Une autre solution : l’énergie électrique, celle-ci pour le transport n’est pas polluante, non bruyante, et sûrement l’énergie du futur. Son seul point faible pour le transport est l’autonomie en général 300 à 400 kilomètres. Nous allons la présenter plus en détail dans le numéro d’octobre.

 

 

Toutefois, la production électrique en France ne dégage pas de CO2, car 80 % est produite par le nucléaire «énergie soi-disant propre » mais dangereuse (souvenons nous de Tchernobyl). Surtout, le nucléaire produit des déchets radioactifs pendant plusieurs siècles.

Il existe bien des alternatives pour produire de l’électricité appelée « énergie renouvelable » par exemple, les éoliennes. Mais dans notre région, nous avons une opposition farouche à l’installation de parcs éoliens, sous prétexte que cela abîme le paysage : comme si une centrale nucléaire ou des lignes à haute tension s’intègrent-elles bien au paysage ? Deuxième argument, cela rapporte à des sociétés capitalistes, comme si le pétrole ne rapporte rien aux Compagnies pétrolières. On argue en plus que certaines financent des terroristes comme Ben Laden, ou des dictateurs.
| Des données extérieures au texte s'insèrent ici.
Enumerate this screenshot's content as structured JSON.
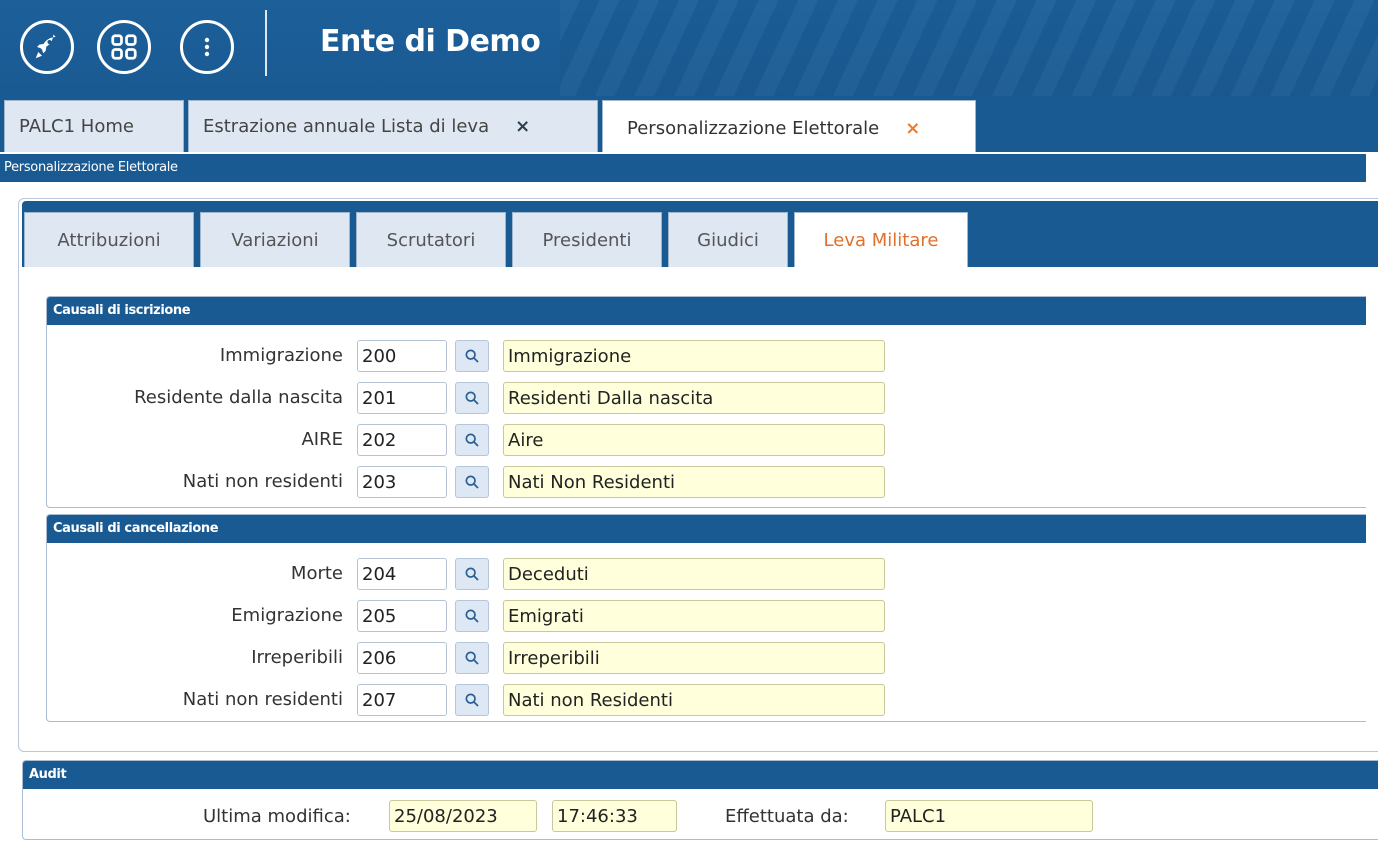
{
  "app": {
    "title": "Ente di Demo"
  },
  "header_icons": [
    "rocket-icon",
    "apps-grid-icon",
    "more-vertical-icon"
  ],
  "tabs": [
    {
      "label": "PALC1 Home",
      "closable": false,
      "active": false
    },
    {
      "label": "Estrazione annuale Lista di leva",
      "closable": true,
      "active": false
    },
    {
      "label": "Personalizzazione Elettorale",
      "closable": true,
      "active": true
    }
  ],
  "close_glyph": "×",
  "breadcrumb": "Personalizzazione Elettorale",
  "subtabs": [
    {
      "label": "Attribuzioni",
      "active": false
    },
    {
      "label": "Variazioni",
      "active": false
    },
    {
      "label": "Scrutatori",
      "active": false
    },
    {
      "label": "Presidenti",
      "active": false
    },
    {
      "label": "Giudici",
      "active": false
    },
    {
      "label": "Leva Militare",
      "active": true
    }
  ],
  "iscrizione": {
    "title": "Causali di iscrizione",
    "rows": [
      {
        "label": "Immigrazione",
        "code": "200",
        "description": "Immigrazione"
      },
      {
        "label": "Residente dalla nascita",
        "code": "201",
        "description": "Residenti Dalla nascita"
      },
      {
        "label": "AIRE",
        "code": "202",
        "description": "Aire"
      },
      {
        "label": "Nati non residenti",
        "code": "203",
        "description": "Nati Non Residenti"
      }
    ]
  },
  "cancellazione": {
    "title": "Causali di cancellazione",
    "rows": [
      {
        "label": "Morte",
        "code": "204",
        "description": "Deceduti"
      },
      {
        "label": "Emigrazione",
        "code": "205",
        "description": "Emigrati"
      },
      {
        "label": "Irreperibili",
        "code": "206",
        "description": "Irreperibili"
      },
      {
        "label": "Nati non residenti",
        "code": "207",
        "description": "Nati non Residenti"
      }
    ]
  },
  "audit": {
    "title": "Audit",
    "last_modified_label": "Ultima modifica:",
    "date": "25/08/2023",
    "time": "17:46:33",
    "done_by_label": "Effettuata da:",
    "user": "PALC1"
  },
  "colors": {
    "header": "#1a5a93",
    "active_subtab_text": "#e0702b",
    "readonly_field": "#ffffdc"
  }
}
Il existe aussi des panneaux photovoltaïques produisant de l’électricité mais surtout à l’échelle individuelle, et pour l’instant la rentabilité est faible. Il faut compter une quinzaine d’années pour amortir leur investissement. La rentabilité devrait s’améliorer avec les nouveaux matériels annoncés sur le marché dans les années à venir.

Nous avons depuis longtemps, dans notre région, les centrales hydrauliques produisant de l’électricité. Heureusement qu’elles existent depuis longtemps car s’il fallait les construite maintenant, ce serait impossible, car cela soulèverait aussi une opposition farouche.

Barrage des Pradeaux conçu pour la production d’électricité

Nous pourrions  être dans notre vallée d’Ambert, pratiquement autonomes en additionnant les trois énergies renouvelables hydraulique, éolienne et solaire à petite échelle qui pourraient se compléter au gré de la météo,  (pluie, vent, soleil), et ne pas avoir des lignes hautes tensions, qui elles, par contre, défigurent la région. Mais c’est sans compter sur une minorité qui crie très fort, chaque fois qu’un projet souhaite s’installer, et préfère de loin, tout en se disant écologiste, utiliser l’énergie nucléaire et donner de l’argent au grandes sociétés  de pétrole (allez y comprendre quelque chose).

Même, le parc Livradois-Forez, grand donneur de leçons pour la protection de l’environnement s’est opposé aux projets éoliens, Alors qu’il a construit une maison du parc s’intégrant dans l’environnement, mais où l’énergie du chauffage est le pétrole, pas au bois ! N’en avons-nous pas assez dans la région ?...

Je garde espoir que les mentalités pourront changer et les énergies renouvelables deviendront indispensables.